Settlement Financer in Dubai
By Mohammad Sabry IOL Staff
A decision to allow Israeli billionaire
and diamond magnate Lev Leviev,
notorious for funding settlement
construction in the occupied
Palestinian lands, to open jewelry stores
in Dubai has shocked pro-Palestine
advocates.
"We want people to put pressure on
Lev Leviev to stop funding settlement
building in the Palestinian lands,"
Issa Ayoub, spokesman for the
Coalition for Justice in the Middle East
(Adalah-NY), told IslamOnline.net over
the phone from New York.
Lev Leviev Diamonds has won approval
from the government of Dubai to open two jewelry stores this year.
One of the stores will in the Burj Dubai Mall, the world's biggest mall,
under the world's tallest building.
The other will be located in the lobby of the new Atlantis hotel resort on
the Jumeirah Palm Island, currently scheduled to open in September 2008.
The diamond magnate, who has served in the Israeli army, already has
a concession in Levant Jewellers which opened in the lobby of
al-Qasr Hotel in the Madinat Jumeirah area of Dubai in March.
Leviev, ranked 210 among the world's richest people, is a major
financer of Jewish settlements in the occupied Palestinian lands.
His company Danya Cebus, a subsidiary of Africa-Israel,
subcontracted the building of Mattityahu East settlement
on the land of the Palestinian village of Bil'in.
It is also build housing units in Har Homa and Maale Adumim
settlements, cutting the holy city of Al-Quds
(occupied East Jerusalem) from the West Bank.
Leviev’s company Leader is also building the settlement of
Zufim on the land of the West Bank village of Jayyous.
The Israeli billionaire is also a major contributor to the Land
Redemption Fund, a Jewish group accused of intimidation and
strong-arms tactics to secure Palestinian lands for settlement
construction.
There are more than 164 Jewish settlements in the West Bank,
eating up more than 40 percent of the occupied territory.

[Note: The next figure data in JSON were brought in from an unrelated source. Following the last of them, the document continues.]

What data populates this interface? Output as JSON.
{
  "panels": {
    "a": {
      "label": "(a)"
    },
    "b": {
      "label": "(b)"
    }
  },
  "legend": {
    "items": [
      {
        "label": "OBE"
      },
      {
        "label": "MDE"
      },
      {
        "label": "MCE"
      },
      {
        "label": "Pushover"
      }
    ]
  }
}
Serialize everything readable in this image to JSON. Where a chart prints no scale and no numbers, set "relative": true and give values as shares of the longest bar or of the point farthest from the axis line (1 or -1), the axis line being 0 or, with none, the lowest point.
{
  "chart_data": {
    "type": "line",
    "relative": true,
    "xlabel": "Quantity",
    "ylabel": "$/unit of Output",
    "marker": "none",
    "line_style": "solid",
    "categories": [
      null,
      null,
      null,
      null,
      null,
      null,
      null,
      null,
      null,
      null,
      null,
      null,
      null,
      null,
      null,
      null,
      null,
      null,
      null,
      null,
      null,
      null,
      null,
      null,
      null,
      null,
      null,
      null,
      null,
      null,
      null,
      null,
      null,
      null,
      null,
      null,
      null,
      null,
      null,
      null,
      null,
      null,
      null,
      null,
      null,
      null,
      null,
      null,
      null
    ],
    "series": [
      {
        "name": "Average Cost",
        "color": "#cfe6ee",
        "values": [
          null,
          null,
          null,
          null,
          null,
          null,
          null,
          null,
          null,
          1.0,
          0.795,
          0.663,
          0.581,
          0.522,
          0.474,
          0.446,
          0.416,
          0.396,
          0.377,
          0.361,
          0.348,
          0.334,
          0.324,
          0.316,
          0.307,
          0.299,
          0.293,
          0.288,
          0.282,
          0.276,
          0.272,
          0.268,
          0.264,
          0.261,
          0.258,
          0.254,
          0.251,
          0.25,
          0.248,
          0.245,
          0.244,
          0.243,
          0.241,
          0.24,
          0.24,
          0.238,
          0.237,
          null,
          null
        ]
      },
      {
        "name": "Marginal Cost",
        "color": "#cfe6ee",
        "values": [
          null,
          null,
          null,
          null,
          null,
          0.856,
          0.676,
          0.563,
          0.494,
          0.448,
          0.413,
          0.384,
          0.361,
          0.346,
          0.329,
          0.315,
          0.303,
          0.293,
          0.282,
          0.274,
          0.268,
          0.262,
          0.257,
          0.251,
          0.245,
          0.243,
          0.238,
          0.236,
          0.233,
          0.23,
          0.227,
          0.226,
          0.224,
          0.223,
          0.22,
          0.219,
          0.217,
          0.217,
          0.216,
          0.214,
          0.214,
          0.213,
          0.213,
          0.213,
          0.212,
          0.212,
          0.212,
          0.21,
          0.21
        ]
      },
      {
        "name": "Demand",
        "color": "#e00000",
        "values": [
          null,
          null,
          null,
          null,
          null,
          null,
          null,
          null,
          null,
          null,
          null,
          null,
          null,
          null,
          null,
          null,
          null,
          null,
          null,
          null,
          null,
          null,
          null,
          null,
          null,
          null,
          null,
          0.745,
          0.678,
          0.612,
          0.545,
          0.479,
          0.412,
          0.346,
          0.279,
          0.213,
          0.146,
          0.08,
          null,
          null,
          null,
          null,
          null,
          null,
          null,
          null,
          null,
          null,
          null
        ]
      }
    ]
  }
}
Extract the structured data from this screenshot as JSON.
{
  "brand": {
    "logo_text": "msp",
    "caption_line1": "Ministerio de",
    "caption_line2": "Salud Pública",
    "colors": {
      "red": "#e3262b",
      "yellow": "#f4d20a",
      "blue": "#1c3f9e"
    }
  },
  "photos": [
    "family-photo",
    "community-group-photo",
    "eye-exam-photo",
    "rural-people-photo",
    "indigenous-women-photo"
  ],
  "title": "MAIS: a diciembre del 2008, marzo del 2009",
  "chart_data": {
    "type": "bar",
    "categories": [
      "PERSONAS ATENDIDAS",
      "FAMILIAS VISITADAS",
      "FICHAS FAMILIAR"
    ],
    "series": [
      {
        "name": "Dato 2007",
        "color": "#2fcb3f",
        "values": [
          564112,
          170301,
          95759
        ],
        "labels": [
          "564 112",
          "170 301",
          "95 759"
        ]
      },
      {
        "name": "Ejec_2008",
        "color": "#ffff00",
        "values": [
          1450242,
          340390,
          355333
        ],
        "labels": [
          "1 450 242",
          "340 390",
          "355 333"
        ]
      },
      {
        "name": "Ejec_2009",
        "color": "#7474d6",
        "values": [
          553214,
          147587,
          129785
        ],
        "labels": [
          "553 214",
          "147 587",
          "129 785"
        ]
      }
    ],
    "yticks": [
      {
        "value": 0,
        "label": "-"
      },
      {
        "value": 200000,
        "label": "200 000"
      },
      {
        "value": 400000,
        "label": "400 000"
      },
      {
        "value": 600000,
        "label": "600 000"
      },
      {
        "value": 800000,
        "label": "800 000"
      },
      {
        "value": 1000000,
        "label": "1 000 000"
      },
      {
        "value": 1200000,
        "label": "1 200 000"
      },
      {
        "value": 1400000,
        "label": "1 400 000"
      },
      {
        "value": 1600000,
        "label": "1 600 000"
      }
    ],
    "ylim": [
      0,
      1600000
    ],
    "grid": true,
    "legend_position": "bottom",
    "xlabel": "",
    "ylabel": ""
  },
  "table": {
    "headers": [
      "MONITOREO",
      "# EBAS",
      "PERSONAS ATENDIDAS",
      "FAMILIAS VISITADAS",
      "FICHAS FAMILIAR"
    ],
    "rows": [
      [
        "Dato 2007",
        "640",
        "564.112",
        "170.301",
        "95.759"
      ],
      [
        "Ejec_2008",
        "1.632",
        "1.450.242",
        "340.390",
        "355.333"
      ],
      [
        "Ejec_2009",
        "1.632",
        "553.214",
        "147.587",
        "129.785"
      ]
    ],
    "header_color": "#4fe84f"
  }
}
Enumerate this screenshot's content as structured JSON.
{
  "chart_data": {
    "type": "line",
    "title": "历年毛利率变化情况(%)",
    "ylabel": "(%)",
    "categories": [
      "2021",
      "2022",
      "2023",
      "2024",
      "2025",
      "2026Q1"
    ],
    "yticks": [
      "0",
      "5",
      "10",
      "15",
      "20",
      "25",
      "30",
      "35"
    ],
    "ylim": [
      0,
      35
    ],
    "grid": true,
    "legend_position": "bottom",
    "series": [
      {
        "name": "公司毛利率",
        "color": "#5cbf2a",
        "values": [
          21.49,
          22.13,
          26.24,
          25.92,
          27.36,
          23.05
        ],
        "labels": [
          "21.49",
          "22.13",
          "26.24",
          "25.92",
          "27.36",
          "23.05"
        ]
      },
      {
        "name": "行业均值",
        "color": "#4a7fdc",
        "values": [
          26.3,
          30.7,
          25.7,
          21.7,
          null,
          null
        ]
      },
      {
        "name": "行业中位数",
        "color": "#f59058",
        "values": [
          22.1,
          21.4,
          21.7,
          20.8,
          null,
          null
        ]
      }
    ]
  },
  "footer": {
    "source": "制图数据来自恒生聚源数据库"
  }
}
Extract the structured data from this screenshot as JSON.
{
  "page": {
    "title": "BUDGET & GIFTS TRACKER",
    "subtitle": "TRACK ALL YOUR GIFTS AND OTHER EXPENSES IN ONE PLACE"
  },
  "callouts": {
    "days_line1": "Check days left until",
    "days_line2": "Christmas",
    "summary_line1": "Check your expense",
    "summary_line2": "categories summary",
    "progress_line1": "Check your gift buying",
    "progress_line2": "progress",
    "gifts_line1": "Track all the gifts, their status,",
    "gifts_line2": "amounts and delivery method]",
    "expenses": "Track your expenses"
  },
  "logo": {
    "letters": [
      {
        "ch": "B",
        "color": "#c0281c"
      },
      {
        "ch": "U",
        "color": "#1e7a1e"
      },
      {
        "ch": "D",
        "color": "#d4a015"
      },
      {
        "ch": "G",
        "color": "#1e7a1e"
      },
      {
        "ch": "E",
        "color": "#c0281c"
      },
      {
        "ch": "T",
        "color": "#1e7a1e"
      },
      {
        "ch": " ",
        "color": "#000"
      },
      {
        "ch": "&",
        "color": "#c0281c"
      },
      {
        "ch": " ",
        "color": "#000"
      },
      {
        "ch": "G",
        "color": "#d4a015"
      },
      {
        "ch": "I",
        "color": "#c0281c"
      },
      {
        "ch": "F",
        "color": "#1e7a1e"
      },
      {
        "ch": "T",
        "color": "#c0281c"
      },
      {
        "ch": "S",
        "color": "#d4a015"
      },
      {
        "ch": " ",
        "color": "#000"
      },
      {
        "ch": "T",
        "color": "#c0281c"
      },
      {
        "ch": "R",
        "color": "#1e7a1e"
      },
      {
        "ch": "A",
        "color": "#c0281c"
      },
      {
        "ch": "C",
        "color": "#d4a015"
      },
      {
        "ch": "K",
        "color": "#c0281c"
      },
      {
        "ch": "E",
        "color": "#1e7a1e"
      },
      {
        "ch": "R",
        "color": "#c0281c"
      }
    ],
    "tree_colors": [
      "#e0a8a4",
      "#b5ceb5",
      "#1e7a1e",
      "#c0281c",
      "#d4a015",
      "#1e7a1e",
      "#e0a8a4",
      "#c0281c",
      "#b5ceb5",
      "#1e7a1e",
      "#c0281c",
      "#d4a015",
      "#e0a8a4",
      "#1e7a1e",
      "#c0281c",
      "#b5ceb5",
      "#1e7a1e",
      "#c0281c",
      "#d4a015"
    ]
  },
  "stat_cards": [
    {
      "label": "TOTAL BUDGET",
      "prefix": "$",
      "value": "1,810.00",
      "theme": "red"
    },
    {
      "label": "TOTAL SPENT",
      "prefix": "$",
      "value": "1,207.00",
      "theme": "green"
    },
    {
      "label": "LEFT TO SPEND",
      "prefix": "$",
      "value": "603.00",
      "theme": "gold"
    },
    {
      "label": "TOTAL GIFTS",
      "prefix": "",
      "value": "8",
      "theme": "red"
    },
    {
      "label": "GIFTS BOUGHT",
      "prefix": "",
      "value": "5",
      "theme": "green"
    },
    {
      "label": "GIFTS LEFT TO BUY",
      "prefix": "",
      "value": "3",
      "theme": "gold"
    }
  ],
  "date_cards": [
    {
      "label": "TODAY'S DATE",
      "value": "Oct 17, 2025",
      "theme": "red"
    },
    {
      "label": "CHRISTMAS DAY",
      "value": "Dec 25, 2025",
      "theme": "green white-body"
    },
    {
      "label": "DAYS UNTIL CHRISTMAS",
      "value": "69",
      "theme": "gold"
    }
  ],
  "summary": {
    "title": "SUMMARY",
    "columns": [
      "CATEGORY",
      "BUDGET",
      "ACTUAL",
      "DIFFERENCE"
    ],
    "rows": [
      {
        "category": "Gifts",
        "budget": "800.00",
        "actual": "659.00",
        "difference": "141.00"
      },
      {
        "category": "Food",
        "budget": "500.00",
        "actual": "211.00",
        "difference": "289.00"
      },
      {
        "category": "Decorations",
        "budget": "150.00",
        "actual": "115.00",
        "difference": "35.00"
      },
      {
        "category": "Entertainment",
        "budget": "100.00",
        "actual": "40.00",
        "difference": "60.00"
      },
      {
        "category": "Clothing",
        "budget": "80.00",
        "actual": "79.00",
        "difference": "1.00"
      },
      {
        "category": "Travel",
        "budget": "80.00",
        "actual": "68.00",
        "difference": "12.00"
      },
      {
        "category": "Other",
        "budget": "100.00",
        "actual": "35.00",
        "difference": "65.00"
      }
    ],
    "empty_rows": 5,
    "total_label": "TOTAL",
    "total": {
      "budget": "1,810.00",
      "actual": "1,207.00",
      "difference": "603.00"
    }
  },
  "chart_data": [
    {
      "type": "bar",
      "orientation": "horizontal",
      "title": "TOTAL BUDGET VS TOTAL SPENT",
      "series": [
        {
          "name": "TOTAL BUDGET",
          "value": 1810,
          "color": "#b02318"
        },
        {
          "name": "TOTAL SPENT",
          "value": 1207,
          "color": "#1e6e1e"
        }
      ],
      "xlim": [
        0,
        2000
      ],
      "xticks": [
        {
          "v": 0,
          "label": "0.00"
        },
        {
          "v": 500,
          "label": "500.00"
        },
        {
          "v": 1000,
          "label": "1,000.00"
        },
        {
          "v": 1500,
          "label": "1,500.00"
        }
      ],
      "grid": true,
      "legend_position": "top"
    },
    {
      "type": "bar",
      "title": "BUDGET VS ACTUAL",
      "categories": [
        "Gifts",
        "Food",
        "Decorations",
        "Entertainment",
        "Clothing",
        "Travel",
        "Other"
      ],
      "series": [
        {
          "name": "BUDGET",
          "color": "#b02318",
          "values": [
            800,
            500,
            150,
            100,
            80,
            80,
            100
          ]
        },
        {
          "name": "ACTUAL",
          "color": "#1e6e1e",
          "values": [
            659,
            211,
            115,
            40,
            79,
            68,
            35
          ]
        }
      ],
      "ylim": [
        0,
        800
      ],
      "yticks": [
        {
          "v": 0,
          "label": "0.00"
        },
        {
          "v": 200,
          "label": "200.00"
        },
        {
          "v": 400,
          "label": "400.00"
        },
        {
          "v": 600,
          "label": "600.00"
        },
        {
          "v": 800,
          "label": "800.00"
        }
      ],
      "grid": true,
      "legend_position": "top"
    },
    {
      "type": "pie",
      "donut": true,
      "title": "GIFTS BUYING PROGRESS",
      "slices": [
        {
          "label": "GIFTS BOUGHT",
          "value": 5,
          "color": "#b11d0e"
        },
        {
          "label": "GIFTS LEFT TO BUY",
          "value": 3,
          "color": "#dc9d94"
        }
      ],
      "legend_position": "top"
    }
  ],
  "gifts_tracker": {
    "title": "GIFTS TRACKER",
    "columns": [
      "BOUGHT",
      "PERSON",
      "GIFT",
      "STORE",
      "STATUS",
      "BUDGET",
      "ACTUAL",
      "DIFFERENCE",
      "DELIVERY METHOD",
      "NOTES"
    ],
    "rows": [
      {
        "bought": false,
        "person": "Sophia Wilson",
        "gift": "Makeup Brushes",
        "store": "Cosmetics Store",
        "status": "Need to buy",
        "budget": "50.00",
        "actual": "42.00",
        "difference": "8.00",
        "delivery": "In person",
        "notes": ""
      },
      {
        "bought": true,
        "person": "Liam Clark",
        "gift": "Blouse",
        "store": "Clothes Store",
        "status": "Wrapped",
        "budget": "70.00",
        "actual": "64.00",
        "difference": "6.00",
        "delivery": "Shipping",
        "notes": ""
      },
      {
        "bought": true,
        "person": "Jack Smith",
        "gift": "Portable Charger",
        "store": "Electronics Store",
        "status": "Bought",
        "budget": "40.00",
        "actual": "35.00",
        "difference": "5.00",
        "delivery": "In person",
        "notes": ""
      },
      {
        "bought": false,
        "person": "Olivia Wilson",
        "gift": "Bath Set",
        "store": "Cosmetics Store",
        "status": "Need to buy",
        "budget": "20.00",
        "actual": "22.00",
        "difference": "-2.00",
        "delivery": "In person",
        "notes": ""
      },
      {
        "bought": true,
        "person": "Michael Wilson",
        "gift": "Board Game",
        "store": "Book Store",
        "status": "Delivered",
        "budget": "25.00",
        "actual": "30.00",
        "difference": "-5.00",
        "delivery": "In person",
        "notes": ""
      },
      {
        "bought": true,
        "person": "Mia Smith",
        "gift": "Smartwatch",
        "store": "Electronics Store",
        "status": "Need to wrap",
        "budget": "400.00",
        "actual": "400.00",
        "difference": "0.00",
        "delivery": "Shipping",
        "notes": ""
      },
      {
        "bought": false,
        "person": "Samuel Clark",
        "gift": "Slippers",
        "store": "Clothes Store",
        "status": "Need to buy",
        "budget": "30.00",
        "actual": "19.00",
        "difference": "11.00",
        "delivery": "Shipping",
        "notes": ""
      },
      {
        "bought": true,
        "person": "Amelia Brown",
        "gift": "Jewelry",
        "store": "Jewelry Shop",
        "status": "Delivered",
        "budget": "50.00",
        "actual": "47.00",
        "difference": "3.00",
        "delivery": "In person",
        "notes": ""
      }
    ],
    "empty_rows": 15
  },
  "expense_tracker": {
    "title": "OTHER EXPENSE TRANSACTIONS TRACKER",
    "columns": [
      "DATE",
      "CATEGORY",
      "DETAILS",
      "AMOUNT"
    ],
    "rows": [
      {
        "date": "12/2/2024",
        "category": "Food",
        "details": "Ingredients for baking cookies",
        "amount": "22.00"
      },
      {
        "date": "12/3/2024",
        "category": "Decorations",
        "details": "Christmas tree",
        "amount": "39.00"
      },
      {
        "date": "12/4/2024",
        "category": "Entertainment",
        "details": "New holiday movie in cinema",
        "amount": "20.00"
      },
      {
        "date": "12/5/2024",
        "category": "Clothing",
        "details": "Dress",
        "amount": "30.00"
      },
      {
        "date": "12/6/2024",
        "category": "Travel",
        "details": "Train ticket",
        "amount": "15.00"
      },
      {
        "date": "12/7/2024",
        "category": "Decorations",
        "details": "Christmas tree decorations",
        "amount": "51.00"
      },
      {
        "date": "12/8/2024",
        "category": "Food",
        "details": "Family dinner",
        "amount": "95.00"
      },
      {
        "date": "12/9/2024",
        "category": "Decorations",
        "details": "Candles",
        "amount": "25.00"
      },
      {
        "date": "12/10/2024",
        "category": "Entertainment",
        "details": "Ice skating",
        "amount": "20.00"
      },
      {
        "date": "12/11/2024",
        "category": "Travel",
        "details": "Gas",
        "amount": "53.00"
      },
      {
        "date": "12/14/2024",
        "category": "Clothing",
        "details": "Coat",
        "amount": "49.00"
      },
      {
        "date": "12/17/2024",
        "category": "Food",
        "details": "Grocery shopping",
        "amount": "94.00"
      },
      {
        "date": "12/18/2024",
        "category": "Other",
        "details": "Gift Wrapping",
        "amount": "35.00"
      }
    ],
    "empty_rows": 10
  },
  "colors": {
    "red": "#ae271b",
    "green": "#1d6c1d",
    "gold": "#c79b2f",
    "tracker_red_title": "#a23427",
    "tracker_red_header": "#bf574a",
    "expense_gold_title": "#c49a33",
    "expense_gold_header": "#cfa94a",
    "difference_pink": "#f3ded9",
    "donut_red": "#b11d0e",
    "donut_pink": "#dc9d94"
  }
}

The international community considers all Jewish settlements
on occupied Palestinian land illegal.
Boycott
Adalah-NY, a grassroots alliance of concerned organizations and
individuals in New York formed to demand an immediate,
unconditional, and permanent end to US and US-sponsored
Israeli aggressions, is championing a boycott campaign.
"We want people to boycott Leviev to push him stop giving
money to right-wing Jewish groups," said Ayoub.
Abdullah Abu-Rahma from the Palestinian village of Bil'in said
allowing the Israeli billionaire to open stores in Dubai, a world’s
hub of Jewelry trading, would mean more support to the
Jewish settlements.
"Leviev’s companies are destroying the olive groves and farms
that have sustained our villages for centuries, and are profiting
from human rights abuses," he told IOL over the phone.
"We want all people and governments to boycott this billionaire."
Jewish and Palestinian activists have been staging rallies outside a
Leviev-owned jewelry store in New York City to protest his support
to settlement building.
The Jews Against the Occupation-NYC has urged Dubai authorities
to join an international campaign to boycott Leviev's companies.
Protests have also been staged in the Palestinian
villages of Bil'in and Jayyous.
"We say to all Arabs in the UAE that allowing this billionaire to
open stores in their country would mean that they are helping
him confiscate our lands to build settlements," said Abu-Rahma.